In natural environments on modern Earth, dissolved inorganic phosphate concentrations are often very low. The primary sources of inorganic phosphate are rocks that include phosphate-bearing minerals, such as apatite. However, apatite minerals are relatively insoluble in water, and any dissolved phosphate can readily re-precipitate as apatite by binding to calcium ions. Even in acidic environments, where apatite minerals dissolve more easily, phosphate binds to iron and aluminum.
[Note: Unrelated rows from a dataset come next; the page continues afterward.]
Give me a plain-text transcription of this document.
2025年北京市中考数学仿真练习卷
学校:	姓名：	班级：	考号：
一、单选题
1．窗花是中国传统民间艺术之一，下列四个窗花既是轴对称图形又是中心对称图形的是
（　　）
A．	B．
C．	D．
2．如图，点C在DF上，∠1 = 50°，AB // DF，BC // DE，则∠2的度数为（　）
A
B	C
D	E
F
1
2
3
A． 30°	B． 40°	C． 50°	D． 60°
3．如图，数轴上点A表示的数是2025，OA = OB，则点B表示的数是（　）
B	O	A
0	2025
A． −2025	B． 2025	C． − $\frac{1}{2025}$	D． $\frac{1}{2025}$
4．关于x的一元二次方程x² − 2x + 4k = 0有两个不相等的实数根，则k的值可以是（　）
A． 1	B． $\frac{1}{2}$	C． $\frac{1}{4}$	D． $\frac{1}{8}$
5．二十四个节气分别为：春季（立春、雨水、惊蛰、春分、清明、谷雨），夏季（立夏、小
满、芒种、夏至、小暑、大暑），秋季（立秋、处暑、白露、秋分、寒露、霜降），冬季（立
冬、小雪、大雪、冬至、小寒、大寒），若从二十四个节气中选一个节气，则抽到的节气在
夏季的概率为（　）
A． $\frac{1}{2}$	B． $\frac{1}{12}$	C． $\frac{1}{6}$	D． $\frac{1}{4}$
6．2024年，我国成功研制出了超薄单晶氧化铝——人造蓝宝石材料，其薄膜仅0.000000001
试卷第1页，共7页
Last Chance Lake demonstrates how a solution to the prebiotic phosphate problem can occur. The lake's anomalously high phosphate levels have been attributed to a combination of two factors: high concentrations of carbonate and a limited biological phosphate sink. High amounts of carbonate increase phosphate concentrations indirectly because carbonate ions bind to calcium ions to form gaylussite or calcite, effectively depleting the concentration of calcium in solution, which in turn reduces the precipitation of phosphate as apatite minerals. Yet high carbonate levels are not always sufficient to increase aqueous phosphate levels because there is often a biological phosphate sink; many carbonate-rich lakes also exhibit high primary productivity due to the overall high nutrient levels, and phosphate can be readily removed by biological processes. Unlike many other carbonate-rich lakes, Last Chance Lake has low biological demand for phosphate, which further allows phosphate to accumulate in high concentrations.
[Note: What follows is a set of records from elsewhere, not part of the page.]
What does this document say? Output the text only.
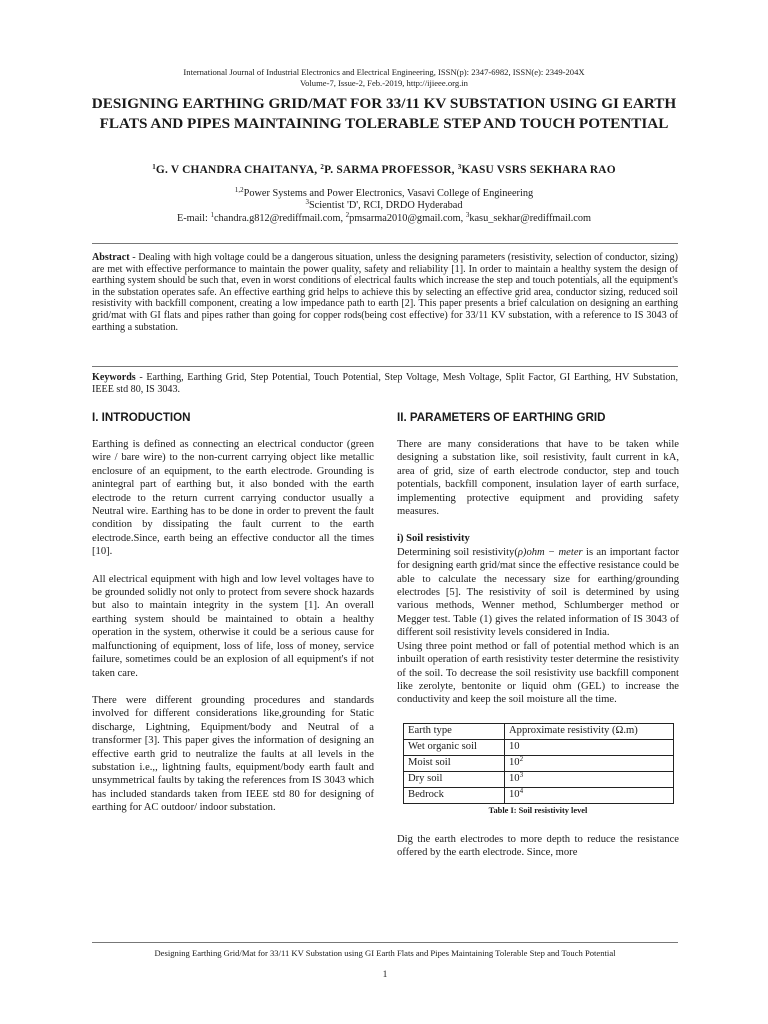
International Journal of Industrial Electronics and Electrical Engineering, ISSN(p): 2347-6982, ISSN(e): 2349-204X
Volume-7, Issue-2, Feb.-2019, http://ijieee.org.in
DESIGNING EARTHING GRID/MAT FOR 33/11 KV SUBSTATION USING GI EARTH FLATS AND PIPES MAINTAINING TOLERABLE STEP AND TOUCH POTENTIAL
$^1$G. V CHANDRA CHAITANYA, $^2$P. SARMA PROFESSOR, $^3$KASU VSRS SEKHARA RAO
$^{1,2}$Power Systems and Power Electronics, Vasavi College of Engineering
$^3$Scientist 'D', RCI, DRDO Hyderabad
E-mail: $^1$chandra.g812@rediffmail.com, $^2$pmsarma2010@gmail.com, $^3$kasu_sekhar@rediffmail.com

Abstract - Dealing with high voltage could be a dangerous situation, unless the designing parameters (resistivity, selection of conductor, sizing) are met with effective performance to maintain the power quality, safety and reliability [1]. In order to maintain a healthy system the design of earthing system should be such that, even in worst conditions of electrical faults which increase the step and touch potentials, all the equipment's in the substation operates safe. An effective earthing grid helps to achieve this by selecting an effective grid area, conductor sizing, reduced soil resistivity with backfill component, creating a low impedance path to earth [2]. This paper presents a brief calculation on designing an earthing grid/mat with GI flats and pipes rather than going for copper rods(being cost effective) for 33/11 KV substation, with a reference to IS 3043 of earthing a substation.

Keywords - Earthing, Earthing Grid, Step Potential, Touch Potential, Step Voltage, Mesh Voltage, Split Factor, GI Earthing, HV Substation, IEEE std 80, IS 3043.

I. INTRODUCTION

Earthing is defined as connecting an electrical conductor (green wire / bare wire) to the non-current carrying object like metallic enclosure of an equipment, to the earth electrode. Grounding is anintegral part of earthing but, it also bonded with the earth electrode to the return current carrying conductor usually a Neutral wire. Earthing has to be done in order to prevent the fault condition by dissipating the fault current to the earth electrode.Since, earth being an effective conductor all the times [10].

All electrical equipment with high and low level voltages have to be grounded solidly not only to protect from severe shock hazards but also to maintain integrity in the system [1]. An overall earthing system should be maintained to obtain a healthy operation in the system, otherwise it could be a serious cause for malfunctioning of equipment, loss of life, loss of money, service failure, sometimes could be an explosion of all equipment's if not taken care.

There were different grounding procedures and standards involved for different considerations like,grounding for Static discharge, Lightning, Equipment/body and Neutral of a transformer [3]. This paper gives the information of designing an effective earth grid to neutralize the faults at all levels in the substation i.e.,, lightning faults, equipment/body earth fault and unsymmetrical faults by taking the references from IS 3043 which has included standards taken from IEEE std 80 for designing of earthing for AC outdoor/ indoor substation.

II. PARAMETERS OF EARTHING GRID

There are many considerations that have to be taken while designing a substation like, soil resistivity, fault current in kA, area of grid, size of earth electrode conductor, step and touch potentials, backfill component, insulation layer of earth surface, implementing protective equipment and providing safety measures.

i) Soil resistivity

Determining soil resistivity(ρ)ohm − meter is an important factor for designing earth grid/mat since the effective resistance could be able to calculate the necessary size for earthing/grounding electrodes [5]. The resistivity of soil is determined by using various methods, Wenner method, Schlumberger method or Megger test. Table (1) gives the related information of IS 3043 of different soil resistivity levels considered in India.

Using three point method or fall of potential method which is an inbuilt operation of earth resistivity tester determine the resistivity of the soil. To decrease the soil resistivity use backfill component like zerolyte, bentonite or liquid ohm (GEL) to increase the conductivity and keep the soil moisture all the time.

Earth type	Approximate resistivity (Ω.m)
Wet organic soil	10
Moist soil	$10^2$
Dry soil	$10^3$
Bedrock	$10^4$
Table I: Soil resistivity level

Dig the earth electrodes to more depth to reduce the resistance offered by the earth electrode. Since, more

Designing Earthing Grid/Mat for 33/11 KV Substation using GI Earth Flats and Pipes Maintaining Tolerable Step and Touch Potential
1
While lakes like Last Chance Lake with high carbonate levels and low biological nitrogen fixation are rare on modern Earth, it is thought that they were much more common on early Earth, especially before the origin of life due to the lack of biological phosphate sink. The early Earth had an atmosphere rich in carbon dioxide, which would have led to increased continental weathering. High weathering rates would in turn create phosphate-rich and carbonate-rich (as well as overall nutrient-rich) lakes, which, combined with the lack of a biological phosphate sink, would allow phosphate concentrations to accumulate. In addition, the bedrock beneath Last Chance Lake is basalt, and the earliest land is thought to have been composed of similar volcanic rock. Last Chance Lake is therefore considered a modern analog for lakes on the early Earth, which may have led to the origin of life. Furthermore, Last Chance Lake may help scientists address questions about the possible origin and presence of life on other planets, such as Mars, whose surface is primarily made of basalt and has evidence of ancient lakes.